Historic house in Chicago, Illinois

The Honorable Elijah Muhammad House, also known as Sajdah House, is a historic home on South Woodlawn Avenue in the Kenwood community in Chicago. The house was home to Elijah Muhammad, the leader of the Nation of Islam, from 1952 until his death in 1975.

== Building ==
The Elijah Muhammad House is a 12000 sqft house. It was built by businessman William French Burrows and his wife Annie Libby Burrows in 1902. Annie was a member of the Libby family who founded the canned food company Libby, McNeill & Libby, and William served as the company's president, and chairman. The house was vacant for 15 to 20 years before it was purchased by Elijah Muhammad in 1952.

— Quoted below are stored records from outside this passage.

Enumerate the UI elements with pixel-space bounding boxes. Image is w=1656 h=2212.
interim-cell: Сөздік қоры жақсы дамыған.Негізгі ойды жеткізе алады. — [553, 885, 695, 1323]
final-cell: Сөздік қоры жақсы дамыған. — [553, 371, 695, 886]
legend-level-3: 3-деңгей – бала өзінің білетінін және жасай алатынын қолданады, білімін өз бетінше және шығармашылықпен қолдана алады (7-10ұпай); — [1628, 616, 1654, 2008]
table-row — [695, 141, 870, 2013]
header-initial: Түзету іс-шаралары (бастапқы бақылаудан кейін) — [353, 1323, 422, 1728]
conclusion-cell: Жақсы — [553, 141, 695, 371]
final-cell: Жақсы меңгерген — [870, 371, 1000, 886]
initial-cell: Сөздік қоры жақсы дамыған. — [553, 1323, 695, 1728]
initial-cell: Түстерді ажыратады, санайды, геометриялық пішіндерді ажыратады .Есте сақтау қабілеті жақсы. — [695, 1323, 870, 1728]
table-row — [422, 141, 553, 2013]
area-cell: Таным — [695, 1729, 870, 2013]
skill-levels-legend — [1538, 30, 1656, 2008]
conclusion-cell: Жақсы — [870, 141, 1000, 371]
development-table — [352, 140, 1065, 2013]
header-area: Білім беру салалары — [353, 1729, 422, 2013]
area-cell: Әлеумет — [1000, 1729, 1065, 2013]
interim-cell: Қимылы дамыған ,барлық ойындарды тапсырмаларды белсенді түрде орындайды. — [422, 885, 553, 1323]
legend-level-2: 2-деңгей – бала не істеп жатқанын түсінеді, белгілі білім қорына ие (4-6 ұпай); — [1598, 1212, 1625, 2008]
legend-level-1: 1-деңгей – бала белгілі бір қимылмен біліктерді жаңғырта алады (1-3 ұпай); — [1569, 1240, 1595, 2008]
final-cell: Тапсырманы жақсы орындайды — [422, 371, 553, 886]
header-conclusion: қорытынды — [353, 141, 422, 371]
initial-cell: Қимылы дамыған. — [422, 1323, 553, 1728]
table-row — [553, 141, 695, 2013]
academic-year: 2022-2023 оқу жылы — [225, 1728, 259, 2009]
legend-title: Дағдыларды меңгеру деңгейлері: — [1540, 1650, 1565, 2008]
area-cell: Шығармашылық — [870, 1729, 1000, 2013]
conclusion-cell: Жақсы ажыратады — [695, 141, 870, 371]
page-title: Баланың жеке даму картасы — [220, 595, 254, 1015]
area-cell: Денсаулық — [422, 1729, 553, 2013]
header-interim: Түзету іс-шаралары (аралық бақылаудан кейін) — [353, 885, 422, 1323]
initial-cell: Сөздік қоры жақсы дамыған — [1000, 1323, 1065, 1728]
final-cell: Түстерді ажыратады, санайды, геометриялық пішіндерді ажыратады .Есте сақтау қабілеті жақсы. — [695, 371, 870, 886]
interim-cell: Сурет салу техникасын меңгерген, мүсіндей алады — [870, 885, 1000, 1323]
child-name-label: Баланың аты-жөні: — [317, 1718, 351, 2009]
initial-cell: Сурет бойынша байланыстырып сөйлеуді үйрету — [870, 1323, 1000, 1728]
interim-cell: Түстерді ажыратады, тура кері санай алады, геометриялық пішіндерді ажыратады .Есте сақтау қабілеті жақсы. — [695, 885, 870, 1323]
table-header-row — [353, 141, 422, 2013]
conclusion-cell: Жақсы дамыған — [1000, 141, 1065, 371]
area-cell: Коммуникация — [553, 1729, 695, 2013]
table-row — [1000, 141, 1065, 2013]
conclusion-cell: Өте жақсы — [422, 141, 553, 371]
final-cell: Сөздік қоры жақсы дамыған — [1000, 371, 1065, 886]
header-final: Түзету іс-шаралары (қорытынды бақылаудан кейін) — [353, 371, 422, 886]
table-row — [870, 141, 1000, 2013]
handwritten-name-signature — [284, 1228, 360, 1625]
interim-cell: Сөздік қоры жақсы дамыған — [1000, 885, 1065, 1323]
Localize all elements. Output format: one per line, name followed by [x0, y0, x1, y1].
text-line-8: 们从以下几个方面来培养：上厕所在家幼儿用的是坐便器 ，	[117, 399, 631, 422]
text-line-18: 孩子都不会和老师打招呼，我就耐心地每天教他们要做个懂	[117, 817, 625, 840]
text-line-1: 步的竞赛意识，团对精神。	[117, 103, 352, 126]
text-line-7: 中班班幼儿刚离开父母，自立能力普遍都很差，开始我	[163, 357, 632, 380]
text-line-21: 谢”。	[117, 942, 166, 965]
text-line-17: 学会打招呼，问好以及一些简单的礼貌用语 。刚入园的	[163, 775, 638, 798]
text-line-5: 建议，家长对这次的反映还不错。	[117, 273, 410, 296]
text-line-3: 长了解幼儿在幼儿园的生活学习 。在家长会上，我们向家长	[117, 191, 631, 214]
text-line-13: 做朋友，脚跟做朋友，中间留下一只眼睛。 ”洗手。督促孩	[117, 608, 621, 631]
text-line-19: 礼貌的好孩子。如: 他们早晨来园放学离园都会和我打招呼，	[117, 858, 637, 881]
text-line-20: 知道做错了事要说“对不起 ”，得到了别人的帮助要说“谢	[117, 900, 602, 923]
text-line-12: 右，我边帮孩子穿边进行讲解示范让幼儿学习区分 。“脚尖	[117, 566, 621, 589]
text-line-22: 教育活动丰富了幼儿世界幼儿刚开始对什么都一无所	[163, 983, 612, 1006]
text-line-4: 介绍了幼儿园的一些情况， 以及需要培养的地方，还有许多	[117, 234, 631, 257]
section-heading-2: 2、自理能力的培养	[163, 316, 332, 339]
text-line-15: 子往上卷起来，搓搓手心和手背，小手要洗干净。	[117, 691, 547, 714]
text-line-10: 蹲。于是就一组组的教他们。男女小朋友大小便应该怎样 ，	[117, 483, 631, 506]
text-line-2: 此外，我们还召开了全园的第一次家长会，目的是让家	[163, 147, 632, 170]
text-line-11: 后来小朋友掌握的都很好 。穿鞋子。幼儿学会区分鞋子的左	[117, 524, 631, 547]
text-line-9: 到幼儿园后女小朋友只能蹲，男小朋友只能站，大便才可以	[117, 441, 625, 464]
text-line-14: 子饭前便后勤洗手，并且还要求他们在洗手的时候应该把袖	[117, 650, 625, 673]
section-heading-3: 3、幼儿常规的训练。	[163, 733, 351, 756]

The Autobiography of Malcolm X recounts that Muhammad had moved into the house at the insistence of "his children and his followers" shortly before the two men met for the first time in 1952. After hearing Muhammad preach for the first time at Temple Number Two in Chicago, Malcolm X was hosted by Muhammad at his home.

Muhammad also hosted many other prominent activists and leaders at his home including Martin Luther King Jr. and Coretta Scott King, Thurgood Marshall, Muhammad Ali, Kwame Toure, and James Baldwin.

Muhammad lived in the house until his death in 1975. The house was "long vacant and falling into disrepair" when it was purchased by developer Wendy Muhammad in 2018. According to Wendy Muhammad, the house was vacant for "about 20 years" and was in foreclosure when she bought it.

=== Preservation ===
The house was purchased by Wendy Muhammad in 2018 for conversion to a museum and is managed to the Wendy L. Muhammad Foundation Trust. It was added to the United States National Register of Historic Places in March 2022. The museum was a recipient of a Preservation Excellence Award from the Chicago Department of Planning and Development in 2025.